Auf Schweizer Seite besteht die Hoffnung, dass die Richter den Entscheid der EU-Kommission für nichtig erklären. Das würde zwar noch nicht zwingend heissen, dass Deutschland die Verordnung von 2003 rückgängig machen müsste. Aber zumindest müsste die EU- Kommission bezüglich der deutschen Verordnung nochmals über die Bücher.
Vertreter der deutschen Seite zeigen sich ihrerseits zuversichtlich, dass die Schweizer Klage abgelehnt wird.

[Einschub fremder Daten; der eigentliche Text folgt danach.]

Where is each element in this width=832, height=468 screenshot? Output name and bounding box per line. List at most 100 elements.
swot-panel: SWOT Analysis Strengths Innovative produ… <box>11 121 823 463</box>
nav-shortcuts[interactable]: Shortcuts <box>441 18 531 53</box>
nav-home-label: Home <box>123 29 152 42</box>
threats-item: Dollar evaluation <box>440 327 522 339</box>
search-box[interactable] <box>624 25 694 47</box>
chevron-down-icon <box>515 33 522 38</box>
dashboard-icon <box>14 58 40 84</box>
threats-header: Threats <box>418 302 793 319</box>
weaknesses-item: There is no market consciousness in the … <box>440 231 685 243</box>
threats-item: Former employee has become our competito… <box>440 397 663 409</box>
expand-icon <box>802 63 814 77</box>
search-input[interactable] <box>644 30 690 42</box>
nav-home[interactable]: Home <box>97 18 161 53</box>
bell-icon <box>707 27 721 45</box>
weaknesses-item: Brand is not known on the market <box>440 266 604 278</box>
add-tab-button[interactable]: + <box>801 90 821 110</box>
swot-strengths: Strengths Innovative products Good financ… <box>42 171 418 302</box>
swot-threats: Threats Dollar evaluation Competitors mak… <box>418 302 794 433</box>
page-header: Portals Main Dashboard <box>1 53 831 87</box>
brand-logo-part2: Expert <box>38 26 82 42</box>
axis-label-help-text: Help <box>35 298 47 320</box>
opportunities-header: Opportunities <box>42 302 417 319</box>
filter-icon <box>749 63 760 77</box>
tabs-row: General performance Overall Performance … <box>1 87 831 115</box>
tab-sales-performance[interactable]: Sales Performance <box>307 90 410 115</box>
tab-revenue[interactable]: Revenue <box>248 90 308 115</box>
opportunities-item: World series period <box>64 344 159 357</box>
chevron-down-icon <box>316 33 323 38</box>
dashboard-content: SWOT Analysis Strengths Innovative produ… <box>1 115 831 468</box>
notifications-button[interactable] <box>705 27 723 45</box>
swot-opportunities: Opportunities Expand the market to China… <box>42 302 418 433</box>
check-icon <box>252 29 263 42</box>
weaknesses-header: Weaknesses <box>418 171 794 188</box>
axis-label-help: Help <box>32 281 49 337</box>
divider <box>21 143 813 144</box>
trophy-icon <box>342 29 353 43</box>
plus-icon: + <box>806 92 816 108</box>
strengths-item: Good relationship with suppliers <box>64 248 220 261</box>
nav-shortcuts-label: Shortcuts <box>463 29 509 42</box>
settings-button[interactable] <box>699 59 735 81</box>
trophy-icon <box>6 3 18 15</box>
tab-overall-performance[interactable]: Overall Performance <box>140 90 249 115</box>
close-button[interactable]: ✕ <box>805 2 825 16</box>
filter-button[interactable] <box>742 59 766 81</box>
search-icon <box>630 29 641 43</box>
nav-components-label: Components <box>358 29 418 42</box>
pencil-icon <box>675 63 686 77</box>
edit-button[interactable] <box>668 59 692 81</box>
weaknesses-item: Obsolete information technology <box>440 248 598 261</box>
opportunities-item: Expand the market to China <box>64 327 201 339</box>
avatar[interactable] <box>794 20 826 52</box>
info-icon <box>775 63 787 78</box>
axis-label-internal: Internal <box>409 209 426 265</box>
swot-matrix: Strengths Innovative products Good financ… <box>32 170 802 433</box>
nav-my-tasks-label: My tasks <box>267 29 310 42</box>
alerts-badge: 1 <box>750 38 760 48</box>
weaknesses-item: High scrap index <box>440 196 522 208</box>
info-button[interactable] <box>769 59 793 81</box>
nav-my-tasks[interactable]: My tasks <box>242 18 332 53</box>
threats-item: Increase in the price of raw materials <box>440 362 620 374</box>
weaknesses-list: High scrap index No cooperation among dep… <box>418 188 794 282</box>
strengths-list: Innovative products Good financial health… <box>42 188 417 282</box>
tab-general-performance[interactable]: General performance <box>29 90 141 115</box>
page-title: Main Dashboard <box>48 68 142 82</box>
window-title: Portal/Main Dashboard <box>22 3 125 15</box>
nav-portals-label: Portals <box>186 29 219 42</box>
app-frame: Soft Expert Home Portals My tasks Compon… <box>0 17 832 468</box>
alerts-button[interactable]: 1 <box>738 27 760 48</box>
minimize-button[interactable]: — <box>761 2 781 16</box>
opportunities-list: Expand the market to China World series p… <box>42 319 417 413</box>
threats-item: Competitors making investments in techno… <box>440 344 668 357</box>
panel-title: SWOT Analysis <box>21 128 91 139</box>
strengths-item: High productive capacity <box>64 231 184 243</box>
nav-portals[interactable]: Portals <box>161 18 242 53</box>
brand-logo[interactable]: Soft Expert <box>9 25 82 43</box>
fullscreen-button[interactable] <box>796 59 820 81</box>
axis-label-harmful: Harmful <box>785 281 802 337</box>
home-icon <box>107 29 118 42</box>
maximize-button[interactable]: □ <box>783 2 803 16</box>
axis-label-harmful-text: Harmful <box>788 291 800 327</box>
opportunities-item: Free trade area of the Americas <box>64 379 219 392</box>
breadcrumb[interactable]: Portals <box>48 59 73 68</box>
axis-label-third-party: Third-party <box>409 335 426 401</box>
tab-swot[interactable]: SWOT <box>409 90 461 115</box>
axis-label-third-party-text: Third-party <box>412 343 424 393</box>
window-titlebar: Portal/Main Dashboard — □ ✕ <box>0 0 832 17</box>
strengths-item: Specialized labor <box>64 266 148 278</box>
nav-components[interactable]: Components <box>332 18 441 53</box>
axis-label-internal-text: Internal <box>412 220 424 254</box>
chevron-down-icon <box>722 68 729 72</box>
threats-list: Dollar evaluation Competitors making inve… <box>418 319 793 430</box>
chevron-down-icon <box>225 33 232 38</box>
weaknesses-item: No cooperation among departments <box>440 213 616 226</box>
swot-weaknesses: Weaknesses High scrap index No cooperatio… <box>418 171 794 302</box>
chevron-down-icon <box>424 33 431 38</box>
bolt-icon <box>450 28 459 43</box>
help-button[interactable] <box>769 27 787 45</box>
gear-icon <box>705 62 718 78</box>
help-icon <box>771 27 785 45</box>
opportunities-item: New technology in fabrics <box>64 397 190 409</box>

So wird zumindest vom Landkreis Waldshut bestritten, dass die Schweiz überhaupt als Klägerin zugelassen wird, da sie kein EU-Mitglied ist. Waldshut tritt als «Streithelfer» seitens der Kommission auf.

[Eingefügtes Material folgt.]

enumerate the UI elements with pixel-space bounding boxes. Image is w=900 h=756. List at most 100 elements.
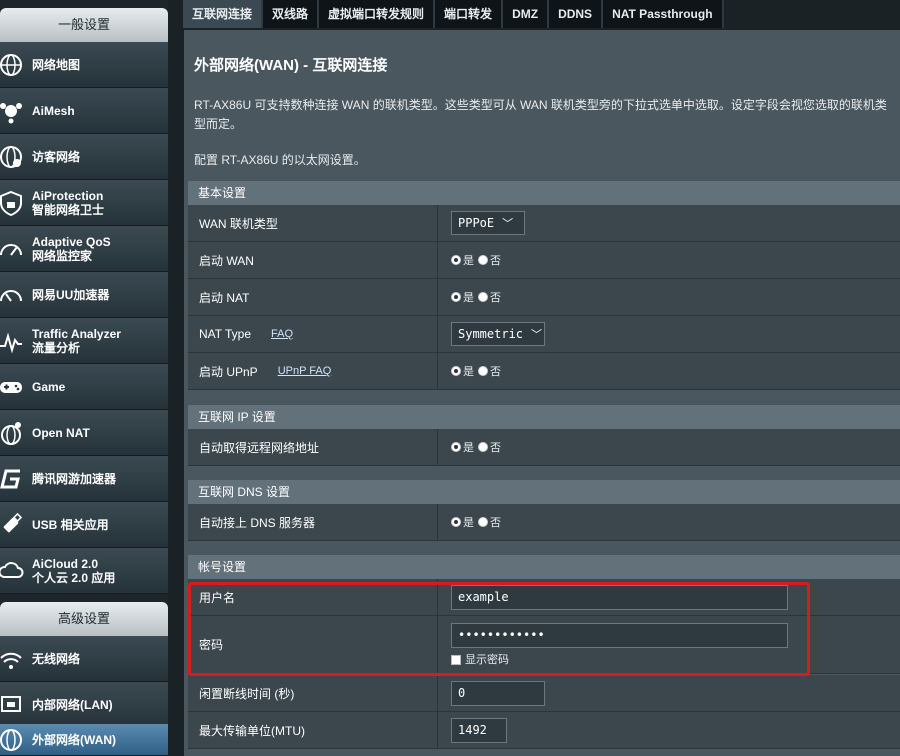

Letztlich geht es um eine Verhältnismässigkeitsprüfung. Nach Schweizer Sicht hätte es Alternativen zur Verordnung gegeben, so zum Beispiel mit Lärmkontingenten, wie es sie für den Flughafen Frankfurt gebe.
Dagegen hielt die Kommission fest, ein Lärmkontingent hätte die gleiche Auswirkung gehabt. Zudem sei die Situation des betroffenen Gebiets nicht mit jener eines Flughafens vergleichbar. Das Urteil des erstinstanzlichen Gerichts kann vor dem EuGH angefochten werden.
Jahrelanger Streit
Der Fluglärmstreit zwischen der Schweiz und Deutschland schwelt schon seit Jahren. Ein ausgehandelter Staatsvertrag zwischen den beiden Ländern wurde am 18. März 2003 vom eidgenössischen Parlament abgelehnt. Seither werden Lösungen sowohl auf gerichtlicher, aber auch auf politischer Ebene gesucht.
So hatte sich das deutsche Bundesverwaltungsgericht mit dem Fall befasst und festgehalten, dass die Anflugbeschränkungen für den Zürcher Flughafen rechtens sind. Die Verordnung stehe im Einklang mit der Ermächtigungsgrundlage im deutschen Luftverkehrsrecht. Allerdings setzte das Gericht den Fall im Mai 2005 aus, um das Urteil aus Luxemburg abzuwarten.
2008 vereinbarten die Schweiz und Deutschland eine bilaterale Fluglärmanalyse zum Flughafen Zürich. Diese kam Ende Oktober 2009 zum Schluss, dass der Zürcher Flughafen in Süddeutschland keine Fluglärm-Grenzwertüberschreitungen verursache. Die damalige Zürcher Volkswirtschaftsdirektorin Rita Fuhrer verlangte darauf von Deutschland den Rückzug seiner Verordnung.
Seit dem 17. April 2003 dürfen aufgrund dieser Verordnung Flugzeuge auf dem Weg zum Zürcher Flughafen in den frühen Morgenstunden und am Abend süddeutsches Gebiet nicht überfliegen. Die Anflüge erfolgen am Morgen von Süden her über dichtbesiedeltes Gebiet im Nordosten der Stadt Zürich, am Abend von Osten her.